Myers: The Black Information Network is growing daily and we are absolutely excited to bring local coverage to each of those communities. We have a team of reporters who are dedicated to researching and telling the stories that impact residents in their neighborhoods. When curating the local segments, the Black Information Network homes in on state, city, municipal politics and laws that effect their everyday lives. We also make sure we provide resources that residents can use to benefit their quality of life and empower them to strengthen their communities to generate positive outcomes. We have a wonderful partnership with Total Traffic and Weather Network (TTWN) and they have a stellar team of reporters who accurately deliver traffic and weather updates to our markets.

Gougherty: Do you have a news assignment desk?
Myers: We definitely have an assignment desk, but our anchors are the real drivers of sourcing news content. Once our daily editorial meeting is completed, stories are assigned based on block type. We cover news, entertainment, sports, and money. We are also fortunate to air commentaries from Roland S. Martin and Mo Kelley that focus on the liberal perspective. Additionally, since Black folks are not monolithic, we are also air conservative commentaries from Black talk show host James T. Harris.

Gougherty: Can you tell us about feature stories? Especially the good news stories that happen often in Black communities that are often overlooked in mainstream media.
Myers: There are so many “good news” stories that are overlooked and I’m so glad that we get the opportunity to showcase the Black community in such a positive light. My hope is that sharing these types of stories with our audience will inspire others to greatness and let them know that they too can succeed or become a positive leader in their communities. We also have a feature called “That’s A Fact” — where we applaud the accomplishments of Black people throughout history and those who are making history today. It’s important for our audience to know how wonderfully talented Black people are and the positive innovating things we have contributed to the world at large.

[See More Interviews With Suzanne Gougherty]

Gougherty: How do you assess the end of a news cycle day?
Myers: Ha!
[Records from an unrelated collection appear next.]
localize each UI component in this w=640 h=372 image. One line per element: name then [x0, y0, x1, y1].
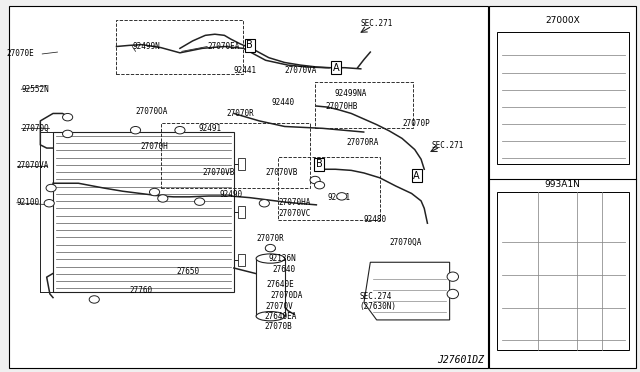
Bar	[497, 192, 629, 350]
Text: 92499N: 92499N	[132, 42, 160, 51]
Bar	[237, 206, 245, 218]
Text: 27070R: 27070R	[227, 109, 254, 118]
Text: 27070Q: 27070Q	[21, 124, 49, 133]
Bar	[497, 32, 629, 164]
Bar	[53, 132, 234, 292]
Text: 27070EA: 27070EA	[207, 42, 239, 51]
Bar	[278, 157, 380, 220]
Ellipse shape	[266, 244, 275, 252]
Ellipse shape	[314, 182, 324, 189]
Text: 92552N: 92552N	[21, 85, 49, 94]
Bar	[315, 82, 413, 128]
Text: 27070OA: 27070OA	[136, 107, 168, 116]
Bar	[237, 254, 245, 266]
Text: A: A	[333, 63, 339, 73]
Ellipse shape	[447, 272, 458, 281]
Ellipse shape	[63, 130, 73, 138]
Text: 27070HB: 27070HB	[326, 102, 358, 110]
Text: 27070H: 27070H	[141, 142, 168, 151]
Bar	[8, 6, 488, 368]
Text: 27070V: 27070V	[266, 302, 293, 311]
Text: J27601DZ: J27601DZ	[437, 355, 484, 365]
Ellipse shape	[150, 188, 159, 196]
Text: 92440: 92440	[272, 98, 295, 107]
Ellipse shape	[46, 185, 56, 192]
Text: 27640E: 27640E	[267, 280, 294, 289]
Ellipse shape	[89, 296, 99, 303]
Text: 27070RA: 27070RA	[347, 138, 380, 147]
Text: 27640EA: 27640EA	[264, 312, 297, 321]
Ellipse shape	[131, 126, 141, 134]
Text: 92481: 92481	[328, 193, 351, 202]
Text: 27070VB: 27070VB	[202, 169, 234, 177]
Ellipse shape	[44, 199, 54, 207]
Text: 27070DA: 27070DA	[271, 291, 303, 300]
Text: B: B	[316, 160, 323, 169]
Text: 27070VA: 27070VA	[285, 66, 317, 75]
Bar	[237, 158, 245, 170]
Text: 993A1N: 993A1N	[545, 180, 580, 189]
Ellipse shape	[157, 195, 168, 202]
Ellipse shape	[447, 289, 458, 299]
Ellipse shape	[256, 254, 285, 263]
Text: 92480: 92480	[364, 215, 387, 224]
Text: A: A	[413, 171, 420, 180]
Text: 27070HA: 27070HA	[278, 198, 310, 207]
Text: 27070E: 27070E	[6, 49, 34, 58]
Text: SEC.271: SEC.271	[432, 141, 464, 150]
Text: 27070B: 27070B	[264, 322, 292, 331]
Ellipse shape	[256, 312, 285, 321]
Text: 92490: 92490	[220, 190, 243, 199]
Text: 92136N: 92136N	[269, 254, 296, 263]
Text: 27070QA: 27070QA	[389, 238, 422, 247]
Text: SEC.274
(27630N): SEC.274 (27630N)	[360, 292, 397, 311]
Text: 27070VA: 27070VA	[17, 161, 49, 170]
Ellipse shape	[195, 198, 205, 205]
Ellipse shape	[337, 193, 347, 200]
Polygon shape	[364, 262, 450, 320]
Text: B: B	[246, 41, 253, 50]
Text: 27070VB: 27070VB	[266, 169, 298, 177]
Ellipse shape	[63, 113, 73, 121]
Text: 92441: 92441	[234, 66, 257, 75]
Ellipse shape	[266, 247, 275, 251]
Text: 92499NA: 92499NA	[334, 89, 367, 98]
Bar	[256, 259, 285, 316]
Bar	[489, 6, 636, 368]
Ellipse shape	[175, 126, 185, 134]
Ellipse shape	[310, 176, 320, 184]
Text: 27640: 27640	[272, 265, 295, 274]
Ellipse shape	[259, 199, 269, 207]
Text: 27070R: 27070R	[256, 234, 284, 243]
Text: 27070VC: 27070VC	[278, 209, 310, 218]
Text: SEC.271: SEC.271	[361, 19, 393, 28]
Text: 92100: 92100	[17, 198, 40, 207]
Text: 27070P: 27070P	[402, 119, 430, 128]
Bar	[116, 20, 243, 74]
Text: 27650: 27650	[177, 267, 200, 276]
Bar	[161, 123, 310, 188]
Text: 27000X: 27000X	[545, 16, 580, 25]
Text: 27760: 27760	[129, 286, 152, 295]
Text: 92491: 92491	[199, 124, 222, 133]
The news never ends. We are a 24/7 news network and the word operates on the same clock — news never sleeps.

Gougherty: What experience and understanding of the news industry did you have before joining BIN and how did it assist with the launch of BIN?
Myers: I’ve worked in traditional newsrooms before, but I think the most relevant experience of my career was the 16 years I spent with Tom Joyner. I’m originally from Phoenix, Ariz., and when growing up the Black population was below 10% so there weren’t very many opportunities to learn about our history — just the basics that was taught in school books.

I always tell people that my HBCU is Tom Joyner University. While there I learned so much about who we are as Black people, our history, and the importance of pride in all we do. He also taught me the importance of telling our stories and being unapologetically Black. Tom values education, civil rights, economic empowerment and closing the gap in our health disparities; these are the lessons I take with me every day into the BIN newsroom. I will be forever grateful for the life and broadcast “pearls of wisdom” I learned from The Fly Jock. Without the TJMS experience, I’m not too sure I would have been able to help guide this network into its true purpose of telling our stories, in our voice, from our perspective.